Qui se livrerait à une analyse comparative entre le courrier des citoyen-nes à leurs édiles, et la communication officielle, ainsi que le langage administratif, se pencherait sur un gouffre béant. La censure et surtout l’auto censure traquent irrésistiblement tout ce qui exprime la colère, le ras le bol, l’exaspération. Or elles existent. Les automobilistes bloqué-es sur la rocade le vendredi soir n’ont pas des « interrogations », ils sont furax, tout simplement. Ne pas faire remonter cette fureur, c’est pousser peu à peu les politiques dans l’illusion, ce qui sans doute participe de leur stupeur lorsqu’ils-elles perdent, croyant que tout allait bien. On sait qu’au plus haut niveau de la décision, le réel est masqué par un halo de « cour ». La cour donne au numéro un ce qu’il veut : être rassuré (voir a contrario notre « tentative de portrait de l’élu idéal »). Cela relève aussi de l’auto persuasion, certes, à tous les niveaux. 
Ce phénomène de cour, qui isole et déforme, filtre dangereusement, montre que le modèle de pouvoir personnel qui règne dans les collectivités, transposé de la cinquième république, est profondément nocif. 
Appelons les choses par leur nom. A Toulouse il y a aussi de la pauvreté, de la misère, des injustices et des inégalités, des vieilles personnes abandonnées à elles-mêmes, des toxicomanes, des jeunes en voie de marginalisation, une béance entre une Toulouse ultra moderne, en pointe, mondialisée et dynamique, et une Toulouse qui morfle : précaire, mal logée, fatiguée psychiquement, tentée par la haine, désabusée, ayant déserté l’espace public car n’y trouvant aucune solution. Les discours policés et optimistes de préau ne pourront pas combler ces ravines. Ils ne font que les exaspérer.

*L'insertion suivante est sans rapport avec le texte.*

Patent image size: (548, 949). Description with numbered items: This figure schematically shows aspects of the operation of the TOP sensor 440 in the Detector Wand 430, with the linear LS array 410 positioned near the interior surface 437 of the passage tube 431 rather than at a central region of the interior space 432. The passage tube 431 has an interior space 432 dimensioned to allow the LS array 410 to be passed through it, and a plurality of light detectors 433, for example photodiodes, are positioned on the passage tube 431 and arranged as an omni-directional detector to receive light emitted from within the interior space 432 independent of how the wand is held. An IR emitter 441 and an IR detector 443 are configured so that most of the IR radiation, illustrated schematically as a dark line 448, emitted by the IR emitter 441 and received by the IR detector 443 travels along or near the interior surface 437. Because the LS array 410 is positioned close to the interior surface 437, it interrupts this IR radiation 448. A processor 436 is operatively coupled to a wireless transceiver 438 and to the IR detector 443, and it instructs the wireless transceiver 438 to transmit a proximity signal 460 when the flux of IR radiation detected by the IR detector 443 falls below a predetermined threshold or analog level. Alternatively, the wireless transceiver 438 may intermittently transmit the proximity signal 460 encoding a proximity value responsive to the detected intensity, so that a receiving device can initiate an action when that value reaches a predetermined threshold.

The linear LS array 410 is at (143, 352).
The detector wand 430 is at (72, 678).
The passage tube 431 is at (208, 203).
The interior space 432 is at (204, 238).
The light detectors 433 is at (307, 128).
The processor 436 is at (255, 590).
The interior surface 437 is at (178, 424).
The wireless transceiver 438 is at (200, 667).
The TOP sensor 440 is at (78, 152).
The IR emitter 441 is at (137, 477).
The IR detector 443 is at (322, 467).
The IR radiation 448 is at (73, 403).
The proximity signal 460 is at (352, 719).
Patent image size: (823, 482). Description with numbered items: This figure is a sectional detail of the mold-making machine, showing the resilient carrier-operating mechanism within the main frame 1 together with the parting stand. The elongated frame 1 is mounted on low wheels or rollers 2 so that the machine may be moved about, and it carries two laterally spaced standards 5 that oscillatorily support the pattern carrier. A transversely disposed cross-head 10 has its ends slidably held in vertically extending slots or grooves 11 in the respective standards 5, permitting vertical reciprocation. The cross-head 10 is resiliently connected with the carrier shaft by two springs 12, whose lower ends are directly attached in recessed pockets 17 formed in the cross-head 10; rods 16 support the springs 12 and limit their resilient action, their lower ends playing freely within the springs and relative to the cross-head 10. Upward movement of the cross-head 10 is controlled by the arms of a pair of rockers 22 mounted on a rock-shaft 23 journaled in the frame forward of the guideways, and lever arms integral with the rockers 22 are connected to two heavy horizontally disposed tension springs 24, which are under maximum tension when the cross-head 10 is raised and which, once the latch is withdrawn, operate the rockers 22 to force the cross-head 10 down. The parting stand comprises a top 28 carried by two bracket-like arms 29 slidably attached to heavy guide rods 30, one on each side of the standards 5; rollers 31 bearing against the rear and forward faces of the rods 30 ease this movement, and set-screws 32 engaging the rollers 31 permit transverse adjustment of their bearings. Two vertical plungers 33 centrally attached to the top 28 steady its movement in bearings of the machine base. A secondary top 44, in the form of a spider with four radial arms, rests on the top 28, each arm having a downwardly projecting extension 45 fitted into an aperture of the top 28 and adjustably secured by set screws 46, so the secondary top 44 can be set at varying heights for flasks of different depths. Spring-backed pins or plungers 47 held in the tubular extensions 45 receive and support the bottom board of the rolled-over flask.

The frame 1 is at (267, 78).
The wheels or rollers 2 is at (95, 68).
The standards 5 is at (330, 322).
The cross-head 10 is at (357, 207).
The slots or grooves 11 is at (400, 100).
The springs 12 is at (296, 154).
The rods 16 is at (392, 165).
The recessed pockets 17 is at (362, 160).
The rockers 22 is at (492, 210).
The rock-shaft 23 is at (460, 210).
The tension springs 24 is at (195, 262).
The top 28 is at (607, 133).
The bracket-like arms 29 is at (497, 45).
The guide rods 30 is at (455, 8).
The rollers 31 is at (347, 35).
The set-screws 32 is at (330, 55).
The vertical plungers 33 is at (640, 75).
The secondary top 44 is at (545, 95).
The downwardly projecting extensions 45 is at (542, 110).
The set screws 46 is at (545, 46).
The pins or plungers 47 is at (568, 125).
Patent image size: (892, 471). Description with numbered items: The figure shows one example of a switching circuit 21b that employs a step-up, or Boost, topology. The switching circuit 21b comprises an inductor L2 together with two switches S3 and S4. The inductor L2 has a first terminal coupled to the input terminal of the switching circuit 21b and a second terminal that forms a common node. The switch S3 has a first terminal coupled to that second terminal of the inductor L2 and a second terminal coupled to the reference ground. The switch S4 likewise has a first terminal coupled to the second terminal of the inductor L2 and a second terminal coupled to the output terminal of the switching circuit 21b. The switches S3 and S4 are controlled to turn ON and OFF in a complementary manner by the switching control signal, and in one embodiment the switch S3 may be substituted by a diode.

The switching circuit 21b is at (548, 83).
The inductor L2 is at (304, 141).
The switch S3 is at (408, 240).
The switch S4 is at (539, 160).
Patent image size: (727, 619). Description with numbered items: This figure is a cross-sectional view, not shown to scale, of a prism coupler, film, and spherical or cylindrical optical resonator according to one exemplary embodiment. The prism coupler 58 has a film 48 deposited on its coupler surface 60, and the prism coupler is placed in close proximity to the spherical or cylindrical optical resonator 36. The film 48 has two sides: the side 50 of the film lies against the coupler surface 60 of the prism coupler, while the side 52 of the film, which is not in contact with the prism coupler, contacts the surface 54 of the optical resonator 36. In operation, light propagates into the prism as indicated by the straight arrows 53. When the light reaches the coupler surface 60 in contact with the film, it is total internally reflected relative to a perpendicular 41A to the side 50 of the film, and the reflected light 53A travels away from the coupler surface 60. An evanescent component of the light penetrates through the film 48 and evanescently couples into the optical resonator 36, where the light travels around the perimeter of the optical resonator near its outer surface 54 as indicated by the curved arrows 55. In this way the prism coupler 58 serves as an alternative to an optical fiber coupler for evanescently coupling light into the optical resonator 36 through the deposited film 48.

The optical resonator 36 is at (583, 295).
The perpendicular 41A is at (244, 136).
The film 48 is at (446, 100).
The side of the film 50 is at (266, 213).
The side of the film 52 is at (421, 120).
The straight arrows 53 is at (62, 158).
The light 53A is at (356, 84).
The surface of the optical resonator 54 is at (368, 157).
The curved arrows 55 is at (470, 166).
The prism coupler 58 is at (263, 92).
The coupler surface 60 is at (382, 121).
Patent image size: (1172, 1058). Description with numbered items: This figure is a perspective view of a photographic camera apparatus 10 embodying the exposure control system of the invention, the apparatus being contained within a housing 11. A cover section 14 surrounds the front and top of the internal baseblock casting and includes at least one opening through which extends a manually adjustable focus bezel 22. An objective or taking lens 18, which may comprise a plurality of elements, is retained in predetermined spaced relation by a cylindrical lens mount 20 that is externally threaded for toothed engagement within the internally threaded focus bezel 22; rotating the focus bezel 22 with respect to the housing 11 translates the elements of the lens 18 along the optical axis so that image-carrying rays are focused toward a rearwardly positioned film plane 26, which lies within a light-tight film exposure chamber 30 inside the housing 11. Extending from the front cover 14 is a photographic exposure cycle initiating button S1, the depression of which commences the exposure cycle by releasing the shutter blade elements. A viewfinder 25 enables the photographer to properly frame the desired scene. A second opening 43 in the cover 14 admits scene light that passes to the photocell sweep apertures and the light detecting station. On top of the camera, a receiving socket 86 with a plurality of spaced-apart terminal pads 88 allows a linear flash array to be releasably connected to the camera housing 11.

Pour que les décideurs, les acteurs-actrices divers-es, adoptent la mesure de la gravité des crises qui agitent notre société, nos villes, encore faut il cesser de la nier par tous les moyens.
Une gauche doit parler de la réalité, la reconnaitre, et elle doit exiger des agents publics un discours de vérité. Non pas s’empêcher, mais se dépêcher.
Un « Toulouse infos » de gauche, ainsi, ne devrait nullement avoir la même tonalité qu’un magazine de droite conservateur. Les discours ne devraient pas tous se ressembler tout en s’opposant sur des chicaneries. La parole de gauche doit recommencer à bousculer. Non pas pour crier des imbécilités ou des poncifs. Mais pour que surgisse dans le débat public la perception du malaise profond et colérique des populations de notre temps.